If necessity is the mother of invention, then one could posit that variation is the father of reinvention. Marry the two — necessity and variation — and you’re left with an offspring of risk and reward.
Take this magazine, for example. There’s a whole lot of necessity that goes into pulling together all the content and delivering it in a fashion that meets your needs. A tight production schedule ensures a timely delivery, while page templates provide a consistent format to help simplify the layout.
That’s the boring, requisite side to producing a magazine. It doesn’t win awards and it doesn’t set most hearts aflutter, but it does get the job done.
Design elements are where variation comes into play. They shape and accent the magazine with warm, alluring tones and bold, provocative images to illustrate the meaning behind the words. On occasion the design may miss the mark. It may poorly represent the point of the article. There may be abstractions or mixed metaphors — or attention-grabbing headlines — that produce the wrong impression. That’s the risk of artful creation.
In the creative concept discussion between Editorial and Design, the editor may have bungled the message — or the graphic designer may have misinterpreted the description. That’s the risk of collaboration. And the risk of striving for greatness over mediocrity.
What’s the reward of putting together a magazine?
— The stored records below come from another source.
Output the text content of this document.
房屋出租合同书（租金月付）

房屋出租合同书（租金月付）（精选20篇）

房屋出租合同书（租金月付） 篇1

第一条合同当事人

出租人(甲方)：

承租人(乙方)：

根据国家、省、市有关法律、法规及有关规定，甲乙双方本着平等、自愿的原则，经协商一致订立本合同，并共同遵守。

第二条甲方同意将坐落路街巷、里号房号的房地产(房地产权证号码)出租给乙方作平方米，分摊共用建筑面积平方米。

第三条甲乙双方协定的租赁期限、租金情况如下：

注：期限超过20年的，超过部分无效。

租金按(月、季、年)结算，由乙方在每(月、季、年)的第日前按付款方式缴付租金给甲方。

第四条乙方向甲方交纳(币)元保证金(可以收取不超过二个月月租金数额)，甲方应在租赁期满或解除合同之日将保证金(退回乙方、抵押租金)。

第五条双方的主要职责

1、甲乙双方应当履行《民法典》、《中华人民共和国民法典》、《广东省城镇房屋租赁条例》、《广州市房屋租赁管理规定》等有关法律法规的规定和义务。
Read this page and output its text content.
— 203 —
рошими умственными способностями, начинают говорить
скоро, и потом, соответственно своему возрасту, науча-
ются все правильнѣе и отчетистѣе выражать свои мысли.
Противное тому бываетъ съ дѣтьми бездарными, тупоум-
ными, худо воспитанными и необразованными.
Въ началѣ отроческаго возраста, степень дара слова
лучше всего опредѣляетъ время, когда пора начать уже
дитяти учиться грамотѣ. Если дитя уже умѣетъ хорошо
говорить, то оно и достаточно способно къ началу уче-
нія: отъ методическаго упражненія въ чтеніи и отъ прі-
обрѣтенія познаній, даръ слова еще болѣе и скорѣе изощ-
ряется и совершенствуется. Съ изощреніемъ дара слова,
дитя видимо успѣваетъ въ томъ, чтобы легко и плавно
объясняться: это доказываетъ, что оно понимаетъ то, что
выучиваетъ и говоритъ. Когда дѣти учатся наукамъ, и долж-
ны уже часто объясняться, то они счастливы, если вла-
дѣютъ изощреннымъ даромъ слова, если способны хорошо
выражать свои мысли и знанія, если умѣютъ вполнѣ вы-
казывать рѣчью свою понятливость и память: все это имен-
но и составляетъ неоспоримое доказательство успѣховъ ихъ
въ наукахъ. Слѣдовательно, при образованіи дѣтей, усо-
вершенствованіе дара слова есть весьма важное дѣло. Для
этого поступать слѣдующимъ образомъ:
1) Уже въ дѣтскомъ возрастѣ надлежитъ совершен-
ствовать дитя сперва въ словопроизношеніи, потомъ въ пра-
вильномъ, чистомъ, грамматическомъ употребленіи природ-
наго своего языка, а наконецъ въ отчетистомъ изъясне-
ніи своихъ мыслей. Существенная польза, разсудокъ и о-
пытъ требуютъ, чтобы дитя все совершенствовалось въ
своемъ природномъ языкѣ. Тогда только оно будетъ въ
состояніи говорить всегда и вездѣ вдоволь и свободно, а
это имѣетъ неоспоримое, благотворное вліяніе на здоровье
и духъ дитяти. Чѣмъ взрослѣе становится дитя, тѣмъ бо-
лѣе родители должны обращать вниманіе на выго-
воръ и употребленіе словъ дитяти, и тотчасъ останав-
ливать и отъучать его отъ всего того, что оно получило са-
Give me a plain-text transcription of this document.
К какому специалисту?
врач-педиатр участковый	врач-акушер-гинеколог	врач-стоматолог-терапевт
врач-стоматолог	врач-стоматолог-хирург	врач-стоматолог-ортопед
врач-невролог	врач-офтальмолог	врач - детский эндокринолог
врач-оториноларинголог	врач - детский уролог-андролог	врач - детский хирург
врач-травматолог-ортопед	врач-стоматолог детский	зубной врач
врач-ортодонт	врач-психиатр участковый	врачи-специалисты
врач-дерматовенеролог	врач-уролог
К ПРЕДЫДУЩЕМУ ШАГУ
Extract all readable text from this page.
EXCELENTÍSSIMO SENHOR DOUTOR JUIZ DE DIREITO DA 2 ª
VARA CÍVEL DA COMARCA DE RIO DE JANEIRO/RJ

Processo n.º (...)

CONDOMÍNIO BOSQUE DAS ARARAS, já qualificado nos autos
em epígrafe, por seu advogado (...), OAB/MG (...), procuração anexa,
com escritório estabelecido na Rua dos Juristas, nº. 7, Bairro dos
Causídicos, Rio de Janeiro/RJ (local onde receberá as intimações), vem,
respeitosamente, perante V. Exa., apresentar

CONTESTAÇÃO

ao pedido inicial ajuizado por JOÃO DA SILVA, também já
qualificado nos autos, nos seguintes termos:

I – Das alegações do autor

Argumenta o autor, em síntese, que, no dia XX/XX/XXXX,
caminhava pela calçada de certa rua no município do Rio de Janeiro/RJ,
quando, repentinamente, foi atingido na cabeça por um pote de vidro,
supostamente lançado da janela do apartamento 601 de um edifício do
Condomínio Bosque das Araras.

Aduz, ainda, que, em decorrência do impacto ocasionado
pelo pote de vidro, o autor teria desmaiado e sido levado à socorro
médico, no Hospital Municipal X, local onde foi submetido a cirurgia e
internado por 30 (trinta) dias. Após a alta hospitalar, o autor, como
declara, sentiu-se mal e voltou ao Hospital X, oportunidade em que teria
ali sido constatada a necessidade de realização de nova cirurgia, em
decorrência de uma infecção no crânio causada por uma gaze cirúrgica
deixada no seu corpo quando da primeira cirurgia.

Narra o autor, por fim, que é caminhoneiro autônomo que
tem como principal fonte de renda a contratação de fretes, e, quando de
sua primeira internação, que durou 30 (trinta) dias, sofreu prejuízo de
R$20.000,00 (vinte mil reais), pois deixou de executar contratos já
It’s knowing how to summon the courage of a trapeze artist seeking a moment of awe from the audience. It’s knowing when you’ve nailed your landing. It’s knowing that you’ve connected with your readers and added a welcome diversion to their day, an unmistakable light.
This month’s cover story, “A Stock Performance Plan of the Future?,” focuses on the risks and rewards associated with innovative compensation plans. It examines the significant amount of risk more than 300 employees are willing to take on their company’s stock market performance. And it speaks to the rarity of a plan that offers performance-based incentives below the senior executive level.
Axon’s decision to allow employees to opt into the same plan as their CEO may be an anomaly. It also may be a public relations coup that breaks the mold for how companies look to differentiate in a tight labor market. Rolling out nontraditional equity comp plans may help with recruitment. In addition, such plans should help with retention, especially when you’re grooming micro-business entrepreneurs who are driven to settle for nothing short of greatness.